Pasé de contemplar mi reflejo en el abismo a dejarme atrapar por su profundo cauce, un paso al frente. Los retazos resquebrajados de una pieza de madera tallada a mano me observan desde el más recóndito recoveco de mi cabeza, desde la húmeda y corrompida acera.
La lluvia sigue cayendo. El personal médico, vestido de blanco, se apresura por tirar abajo la puerta a la cual le coloqué el seguro y me cercioré de trabar con una pesada estantería llena de libros de psicología y psiquiatría.

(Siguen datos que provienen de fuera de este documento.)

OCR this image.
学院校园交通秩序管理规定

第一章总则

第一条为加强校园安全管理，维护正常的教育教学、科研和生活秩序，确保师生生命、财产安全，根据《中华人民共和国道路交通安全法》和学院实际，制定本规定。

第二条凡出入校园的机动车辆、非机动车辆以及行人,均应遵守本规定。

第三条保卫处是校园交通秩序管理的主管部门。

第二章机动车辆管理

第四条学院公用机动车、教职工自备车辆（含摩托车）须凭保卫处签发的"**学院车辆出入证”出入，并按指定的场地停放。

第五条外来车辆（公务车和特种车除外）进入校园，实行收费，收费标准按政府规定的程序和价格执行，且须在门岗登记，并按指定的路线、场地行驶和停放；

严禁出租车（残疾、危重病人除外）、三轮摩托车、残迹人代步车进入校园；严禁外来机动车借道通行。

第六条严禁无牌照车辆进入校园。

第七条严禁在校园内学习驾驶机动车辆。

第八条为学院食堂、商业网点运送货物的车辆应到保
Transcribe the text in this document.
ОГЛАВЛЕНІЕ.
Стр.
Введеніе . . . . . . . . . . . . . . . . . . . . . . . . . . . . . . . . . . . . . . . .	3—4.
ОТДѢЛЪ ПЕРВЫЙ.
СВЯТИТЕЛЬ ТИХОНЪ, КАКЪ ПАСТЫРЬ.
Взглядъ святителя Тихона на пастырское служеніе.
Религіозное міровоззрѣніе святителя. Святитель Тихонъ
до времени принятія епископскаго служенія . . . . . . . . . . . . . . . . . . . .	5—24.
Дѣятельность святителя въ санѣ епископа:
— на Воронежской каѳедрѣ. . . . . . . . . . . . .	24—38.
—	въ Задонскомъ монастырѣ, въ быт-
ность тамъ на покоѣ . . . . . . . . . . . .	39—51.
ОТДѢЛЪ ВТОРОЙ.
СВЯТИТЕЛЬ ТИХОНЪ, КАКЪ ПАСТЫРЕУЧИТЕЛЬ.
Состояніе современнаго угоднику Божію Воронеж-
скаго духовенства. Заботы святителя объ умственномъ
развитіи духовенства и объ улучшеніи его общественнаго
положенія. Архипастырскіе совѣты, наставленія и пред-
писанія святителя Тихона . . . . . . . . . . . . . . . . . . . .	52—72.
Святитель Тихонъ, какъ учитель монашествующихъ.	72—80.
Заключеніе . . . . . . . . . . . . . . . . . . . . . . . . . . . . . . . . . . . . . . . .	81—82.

Todo este escenario parece una ilusión, puedo apreciar el sutil tacto del aire con mi pie descalzo, un escalofrío recorre todo mi cuerpo cuando dejo caer todo mi peso sobre ese primer paso al vacío. Recuerdo al detalle cada surco, cada delicada curva. Vienen a mi mente cada una de sus imperfecciones, cada majestuoso segundo que transcurrió mientras mis manos recorrían su superficie.
La partí en pedazos con esas mismas manos que durante tanto tiempo atesoraron su figura. Mi bata se estremece con el viento a estas alturas. Empieza el descenso, caída libre.
Una de las enfermeras, la encargada de darme las pastillas, asoma su cabeza por una de las ventanas del edificio. Lo primero que logra observar son lo pedazos de mi apreciado tallado por el suelo, acto seguido suelta un grito digno de enmarcar. Parecía que sabía lo que estaba a punto de pasar.
Una última sonrisa se dibuja en mi rostro al sentir la brisa fresca. Yo también sabía a la perfección lo que sucedería, aunque realmente no estaba seguro si era lo mejor, solamente contaba con la certeza de que se iría todo ese dolor, toda esa soledad.
Segunda ley de Newton, les sorprendería lo mucho que puede acelerar un cuerpo humano al caer desde un décimo tercer piso durante un lluvioso martes de octubre. En ese preciso instante, un ave choca contra uno de los vidrios templados, alguien encuentra la nota que dejé en mi habitación, el personal por fin logra abrir la puerta tumbando de un solo golpe el librero, mi madre termina de leer el libro que le regalé hace dos navidades y permanece por unos momentos apreciando mi firma en la última página, un descendiente de nativos americanos acaba con el sufrimiento de su compañero y procede a romper un enorme vitral en el primer piso para iniciar con su escape, los demás internos despiertan por todo el ajetreo y comienzan a reír a fuertes carcajadas. Toda esta secuencia de actos finiquita con el seco sonido de mi cuerpo impactando el suelo.
Aún me encuentro aquí, hecho pedazos al lado de los restos de mi apreciada figura tallada a mano sobre madera.